Some of it was situational. You've got to understand, it was very difficult for me to have Stevie break up with me and to still be in a band with her, to never get a sense of closure. It took its toll emotionally.
How come drugs never got too out of control for your?
The substances that were in the studio were not part of my lifestyle at home. I had to take them so I could stay up till two our three, and even then, Mick [Fleetwood] would want to go later. My MO if I really wanted to leave would be to say, "I'm going to the bathroom," and then walk out the door and drive away.
Now that pot is practically legal in California, are you tempted by it?
No. I did a lot of that back then, and it was good for a certain kind of abstract thinking. But we all thought we had to be altering our consciousness on a daily basis in order to be creative, which turns out to be crap. It's just about finding your center, that quiet place.
Your most recent studio album, Seeds We Sow, got great reviews but didn't sell. Why?
There's a disconnect between the preconceptions that go with being the age I am and what the music is. I sent the album to Daniel Glass, who runs [hip record label] Glassnote, and he loved it. Then he played it for his staff, guys in their twenties, and they said, "Well, what are we going to do with it?"

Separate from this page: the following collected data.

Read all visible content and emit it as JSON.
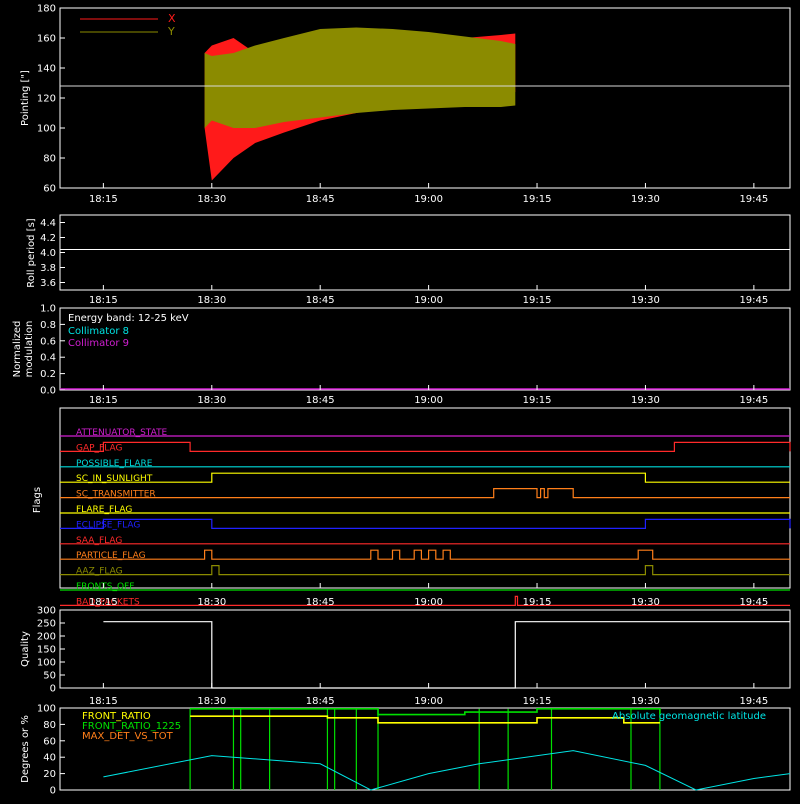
{
  "time_ticks": [
    "18:15",
    "18:30",
    "18:45",
    "19:00",
    "19:15",
    "19:30",
    "19:45"
  ],
  "colors": {
    "axis": "#ffffff",
    "x_series": "#ff1a1a",
    "y_series": "#8b8b00",
    "cyan": "#00e5e5",
    "magenta": "#d21fd2",
    "green": "#00e000",
    "yellow": "#ffff00",
    "orange": "#ff7f1a"
  },
  "chart_data": [
    {
      "type": "area",
      "id": "pointing",
      "ylabel": "Pointing [\"]",
      "ylim": [
        60,
        180
      ],
      "yticks": [
        "60",
        "80",
        "100",
        "120",
        "140",
        "160",
        "180"
      ],
      "legend": [
        {
          "name": "X",
          "color": "#ff1a1a"
        },
        {
          "name": "Y",
          "color": "#8b8b00"
        }
      ],
      "reference_line": 128,
      "data_start": "18:29",
      "data_end": "19:12",
      "series": [
        {
          "name": "X",
          "envelope": {
            "t": [
              "18:29",
              "18:30",
              "18:33",
              "18:36",
              "18:40",
              "18:45",
              "18:50",
              "18:55",
              "19:00",
              "19:05",
              "19:10",
              "19:12"
            ],
            "min": [
              100,
              65,
              80,
              90,
              97,
              105,
              110,
              115,
              118,
              121,
              123,
              124
            ],
            "max": [
              150,
              155,
              160,
              150,
              152,
              155,
              157,
              158,
              159,
              160,
              162,
              163
            ]
          }
        },
        {
          "name": "Y",
          "envelope": {
            "t": [
              "18:29",
              "18:30",
              "18:33",
              "18:36",
              "18:40",
              "18:45",
              "18:50",
              "18:55",
              "19:00",
              "19:05",
              "19:10",
              "19:12"
            ],
            "min": [
              100,
              105,
              100,
              100,
              104,
              107,
              110,
              112,
              113,
              114,
              114,
              115
            ],
            "max": [
              150,
              148,
              150,
              155,
              160,
              166,
              167,
              166,
              164,
              161,
              158,
              156
            ]
          }
        }
      ]
    },
    {
      "type": "line",
      "id": "roll",
      "ylabel": "Roll period [s]",
      "ylim": [
        3.5,
        4.5
      ],
      "yticks": [
        "3.6",
        "3.8",
        "4.0",
        "4.2",
        "4.4"
      ],
      "value": 4.04
    },
    {
      "type": "line",
      "id": "modulation",
      "ylabel": [
        "Normalized",
        "modulation"
      ],
      "ylim": [
        0,
        1
      ],
      "yticks": [
        "0.0",
        "0.2",
        "0.4",
        "0.6",
        "0.8",
        "1.0"
      ],
      "annotations": [
        {
          "text": "Energy band: 12-25 keV",
          "color": "#ffffff"
        },
        {
          "text": "Collimator 8",
          "color": "#00e5e5"
        },
        {
          "text": "Collimator 9",
          "color": "#d21fd2"
        }
      ],
      "baseline": 0
    },
    {
      "type": "line",
      "id": "flags",
      "ylabel": "Flags",
      "flags": [
        {
          "name": "ATTENUATOR_STATE",
          "color": "#d21fd2",
          "segments": []
        },
        {
          "name": "GAP_FLAG",
          "color": "#ff2a2a",
          "segments": [
            [
              "18:15",
              "18:27"
            ],
            [
              "19:34",
              "19:50"
            ]
          ]
        },
        {
          "name": "POSSIBLE_FLARE",
          "color": "#00dcdc",
          "segments": []
        },
        {
          "name": "SC_IN_SUNLIGHT",
          "color": "#ffff00",
          "segments": [
            [
              "18:30",
              "19:30"
            ]
          ]
        },
        {
          "name": "SC_TRANSMITTER",
          "color": "#ff7f1a",
          "segments": [
            [
              "19:09",
              "19:15"
            ],
            [
              "19:15.5",
              "19:16"
            ],
            [
              "19:16.5",
              "19:20"
            ]
          ]
        },
        {
          "name": "FLARE_FLAG",
          "color": "#ffff00",
          "segments": []
        },
        {
          "name": "ECLIPSE_FLAG",
          "color": "#2020ff",
          "segments": [
            [
              "18:15",
              "18:30"
            ],
            [
              "19:30",
              "19:50"
            ]
          ]
        },
        {
          "name": "SAA_FLAG",
          "color": "#ff2a2a",
          "segments": []
        },
        {
          "name": "PARTICLE_FLAG",
          "color": "#ff7f1a",
          "segments": [
            [
              "18:29",
              "18:30"
            ],
            [
              "18:52",
              "18:53"
            ],
            [
              "18:55",
              "18:56"
            ],
            [
              "18:58",
              "18:59"
            ],
            [
              "19:00",
              "19:01"
            ],
            [
              "19:02",
              "19:03"
            ],
            [
              "19:29",
              "19:31"
            ]
          ]
        },
        {
          "name": "AAZ_FLAG",
          "color": "#8b8b00",
          "segments": [
            [
              "18:30",
              "18:31"
            ],
            [
              "19:30",
              "19:31"
            ]
          ]
        },
        {
          "name": "FRONTS_OFF",
          "color": "#00e000",
          "segments": []
        },
        {
          "name": "BAD_PACKETS",
          "color": "#ff2a2a",
          "segments": [
            [
              "19:12",
              "19:12.3"
            ]
          ]
        }
      ]
    },
    {
      "type": "line",
      "id": "quality",
      "ylabel": "Quality",
      "ylim": [
        0,
        300
      ],
      "yticks": [
        "0",
        "50",
        "100",
        "150",
        "200",
        "250",
        "300"
      ],
      "segments": [
        {
          "t": [
            "18:15",
            "18:30"
          ],
          "value": 255
        },
        {
          "t": [
            "18:30",
            "19:12"
          ],
          "value": 0
        },
        {
          "t": [
            "19:12",
            "19:50"
          ],
          "value": 255
        }
      ]
    },
    {
      "type": "line",
      "id": "ratios",
      "ylabel": "Degrees or %",
      "ylim": [
        0,
        100
      ],
      "yticks": [
        "0",
        "20",
        "40",
        "60",
        "80",
        "100"
      ],
      "legend": [
        {
          "name": "FRONT_RATIO",
          "color": "#ffff00"
        },
        {
          "name": "FRONT_RATIO_1225",
          "color": "#00e000"
        },
        {
          "name": "MAX_DET_VS_TOT",
          "color": "#ff7f1a"
        }
      ],
      "right_label": {
        "text": "Absolute geomagnetic latitude",
        "color": "#00e5e5"
      },
      "series": [
        {
          "name": "Absolute geomagnetic latitude",
          "color": "#00e5e5",
          "t": [
            "18:15",
            "18:30",
            "18:45",
            "18:52",
            "19:00",
            "19:07",
            "19:20",
            "19:30",
            "19:37",
            "19:45",
            "19:50"
          ],
          "values": [
            16,
            42,
            32,
            0,
            20,
            32,
            48,
            30,
            0,
            14,
            20
          ]
        },
        {
          "name": "FRONT_RATIO_1225",
          "color": "#00e000",
          "t": [
            "18:27",
            "18:33",
            "18:46",
            "18:53",
            "19:05",
            "19:15",
            "19:25",
            "19:27",
            "19:32"
          ],
          "values": [
            99,
            99,
            99,
            92,
            95,
            99,
            99,
            99,
            92
          ]
        },
        {
          "name": "FRONT_RATIO",
          "color": "#ffff00",
          "t": [
            "18:27",
            "18:33",
            "18:46",
            "18:53",
            "19:05",
            "19:15",
            "19:25",
            "19:27",
            "19:32"
          ],
          "values": [
            90,
            90,
            88,
            82,
            82,
            88,
            88,
            82,
            82
          ]
        }
      ],
      "spikes_green": [
        "18:27",
        "18:33",
        "18:34",
        "18:38",
        "18:46",
        "18:47",
        "18:50",
        "18:53",
        "19:07",
        "19:11",
        "19:17",
        "19:28",
        "19:32"
      ]
    }
  ]
}
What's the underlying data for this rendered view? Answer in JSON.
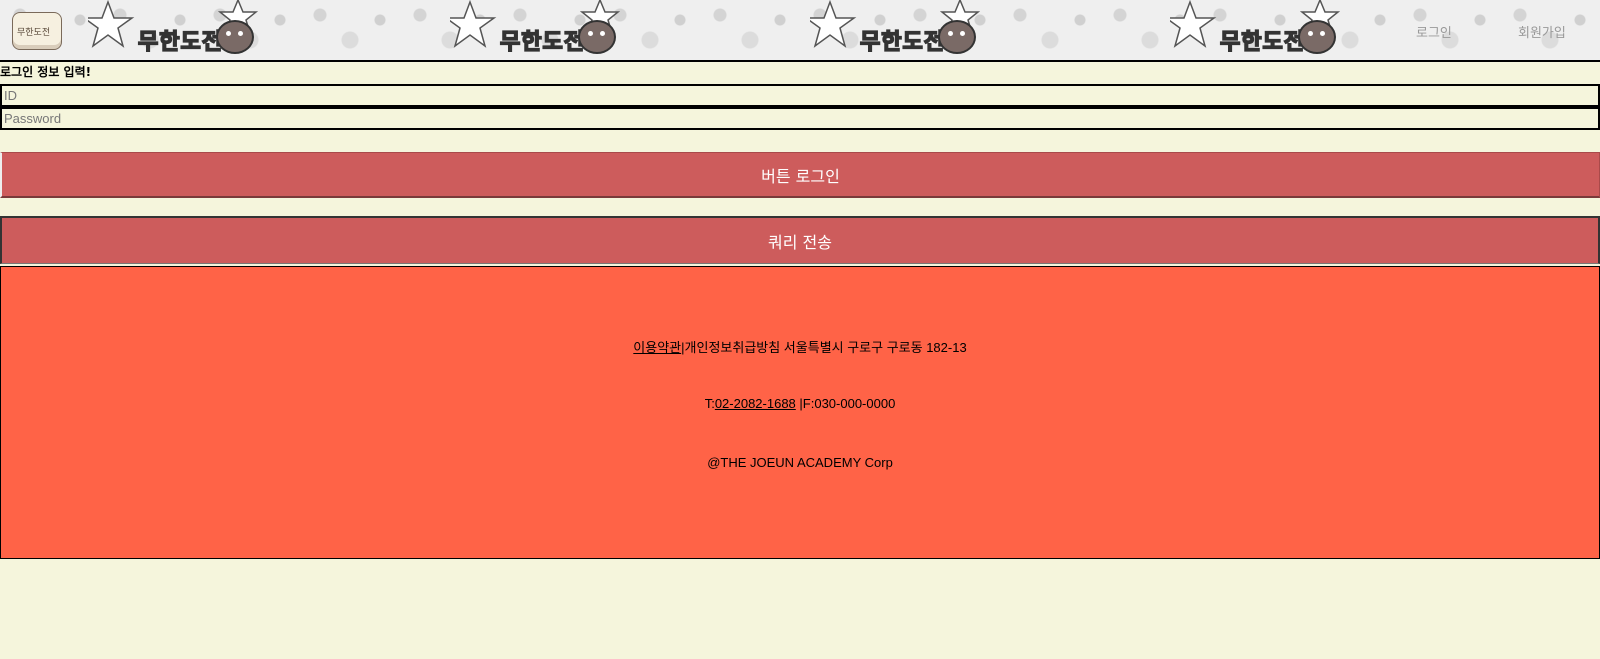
{
  "header": {
    "logo_text": "무한도전",
    "banner_text": "무한도전",
    "nav": {
      "login": "로그인",
      "signup": "회원가입"
    }
  },
  "form": {
    "title": "로그인 정보 입력!",
    "id_placeholder": "ID",
    "password_placeholder": "Password",
    "login_button": "버튼 로그인",
    "query_button": "쿼리 전송"
  },
  "footer": {
    "terms": "이용약관",
    "privacy_address": "|개인정보취급방침 서울특별시 구로구 구로동 182-13",
    "tel_prefix": "T:",
    "tel_number": "02-2082-1688",
    "fax": " |F:030-000-0000",
    "copyright": "@THE JOEUN ACADEMY Corp"
  },
  "colors": {
    "page_bg": "#f5f5dc",
    "button_bg": "#cd5c5c",
    "footer_bg": "#ff6347"
  }
}
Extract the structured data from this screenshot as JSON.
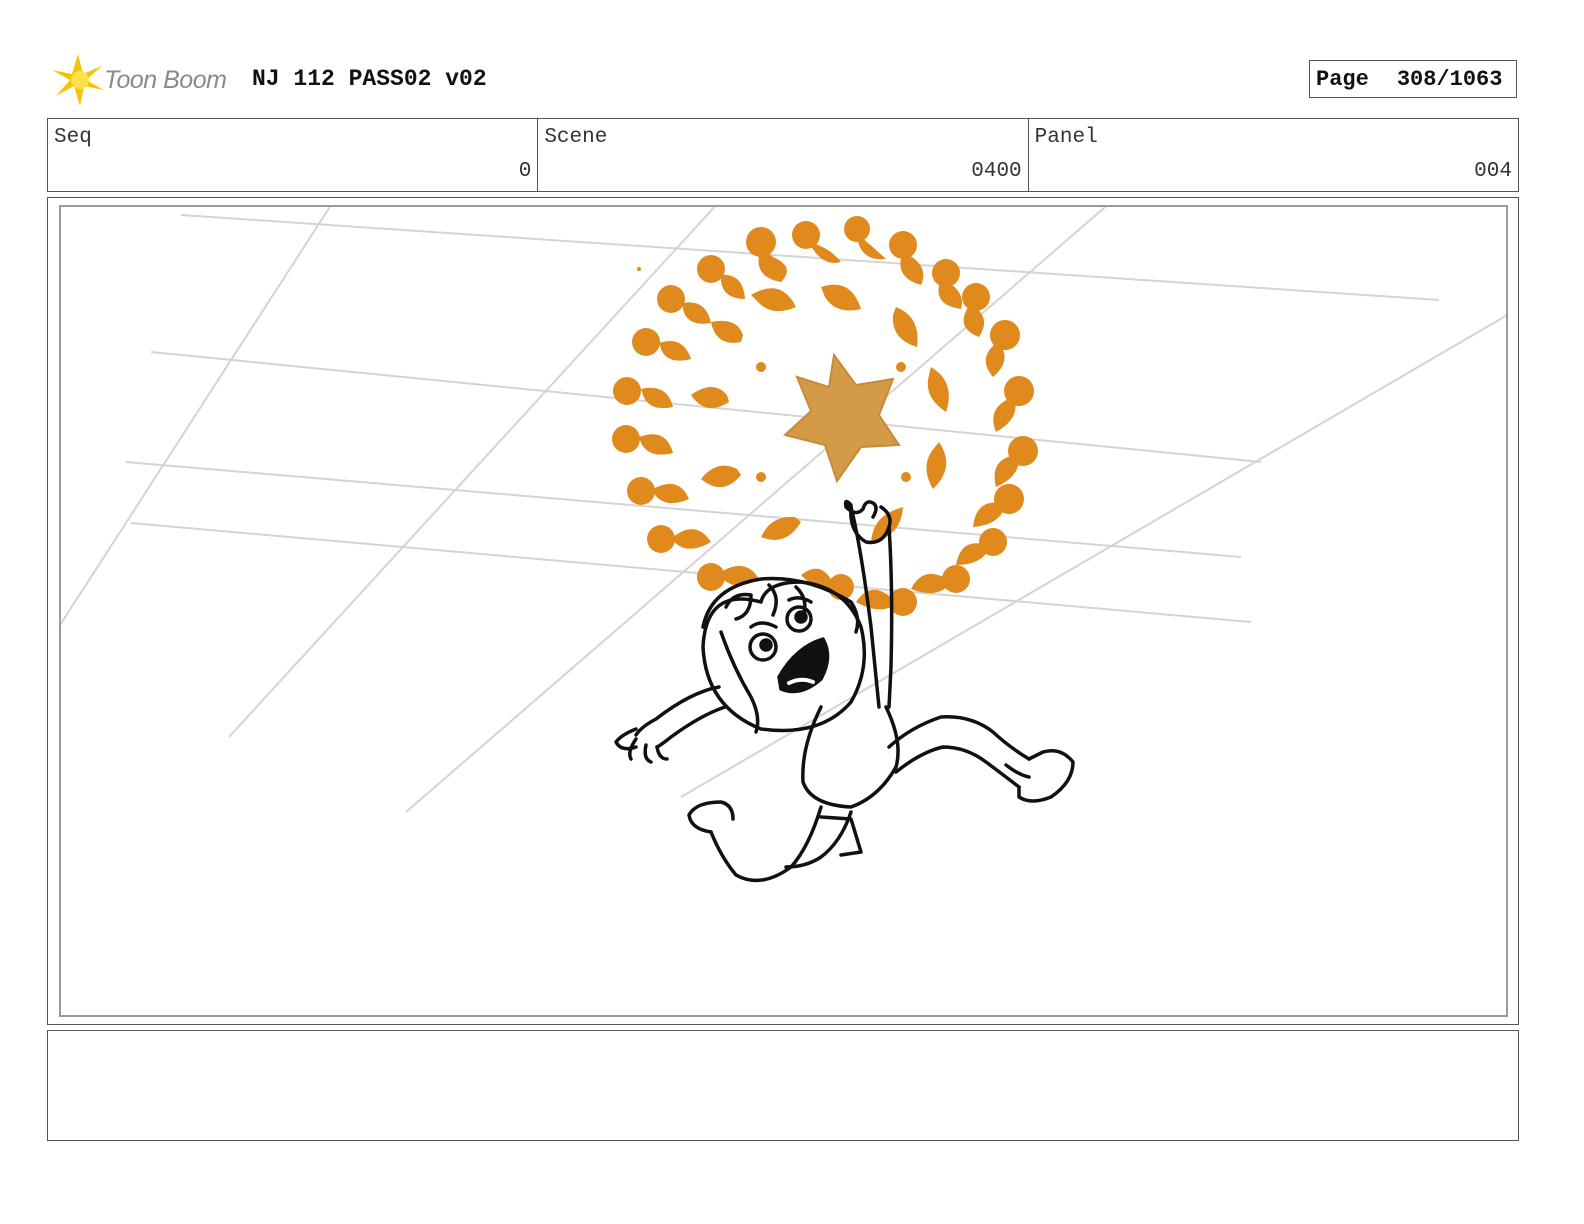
{
  "header": {
    "logo_text": "Toon Boom",
    "project_title": "NJ 112 PASS02 v02",
    "page_label": "Page",
    "page_value": "308/1063"
  },
  "info": {
    "seq_label": "Seq",
    "seq_value": "0",
    "scene_label": "Scene",
    "scene_value": "0400",
    "panel_label": "Panel",
    "panel_value": "004"
  },
  "colors": {
    "burst": "#e08a1e",
    "star": "#d39a48",
    "logo_yellow": "#f5c400"
  },
  "notes": {
    "text": ""
  }
}
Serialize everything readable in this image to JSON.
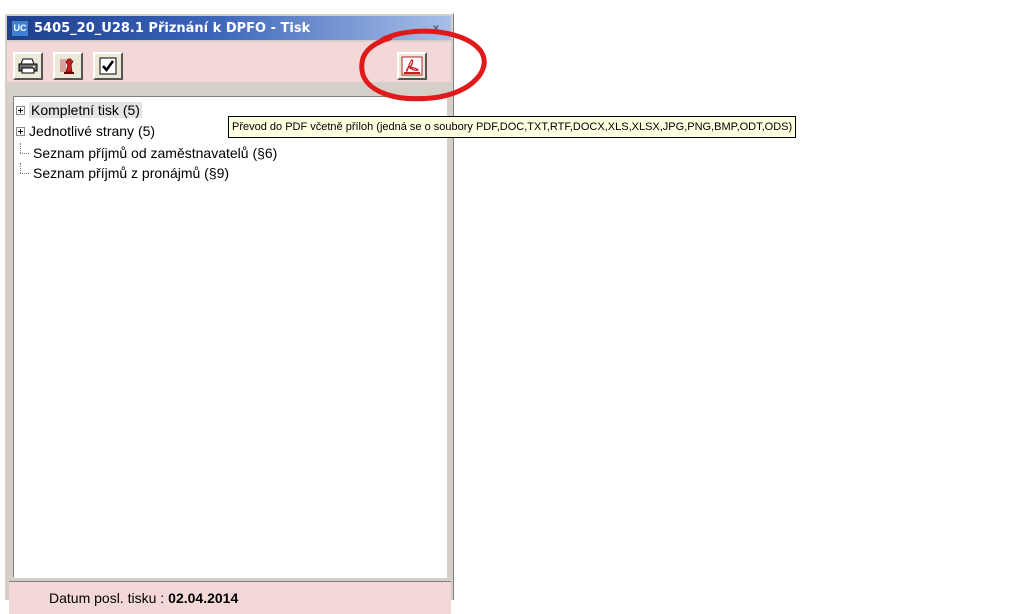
{
  "window": {
    "title": "5405_20_U28.1 Přiznání k DPFO - Tisk",
    "app_icon_text": "UC",
    "close_glyph": "×"
  },
  "toolbar": {
    "buttons": [
      {
        "icon": "printer-icon"
      },
      {
        "icon": "chess-piece-icon"
      },
      {
        "icon": "checkmark-icon"
      },
      {
        "icon": "pdf-export-icon"
      }
    ]
  },
  "tree": {
    "items": [
      {
        "label": "Kompletní tisk (5)",
        "type": "expandable",
        "selected": true
      },
      {
        "label": "Jednotlivé strany (5)",
        "type": "expandable"
      },
      {
        "label": "Seznam příjmů od zaměstnavatelů (§6)",
        "type": "leaf"
      },
      {
        "label": "Seznam příjmů z pronájmů (§9)",
        "type": "leaf"
      }
    ]
  },
  "tooltip": {
    "text": "Převod do PDF včetně příloh  (jedná se o soubory PDF,DOC,TXT,RTF,DOCX,XLS,XLSX,JPG,PNG,BMP,ODT,ODS)"
  },
  "status": {
    "label": "Datum posl. tisku :",
    "value": "02.04.2014"
  },
  "colors": {
    "toolbar_bg": "#f4d8d8",
    "title_bar": "#1f3f8e",
    "tooltip_bg": "#ffffe1",
    "annotation": "#e01a1a"
  }
}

You had your first child at 48. Do you recommend late-life fatherhood?
It depends on the man. You could almost say I'm someone who doesn't practice age. I went to a high school reunion a few years back, and all these people seemed 20 years older than me, physically and mentally. So having kids late is good if you're the kind of person who needs to wait - though in 20 years, I may have a different perspective.
You and Stevie broke up decades ago, but you have to deal with her forever. What's that like?
You get used to it. And for me, getting married and having children was a positive outcome. I wonder sometimes how Stevie feels about the choices she made, because she doesn't have a relationship - she has her career. But there are a few chapters to be written in the Stevie-Lindsey legacy. There's a subtext of love between us, and it would be hard to deny that much of what we've accomplished had something to do with trying to prove something to each other. Maybe that's fucked up, but this is someone I've known since I was 16, and I think on some weird level we're still trying to work some things out. There will never be romance there, but there are other kinds of love to be had.
It's about as complicated as a relationship can be.
Oh, my Lord, yes.
source
one of the most straightforward/honest interviews of his that I've ever read.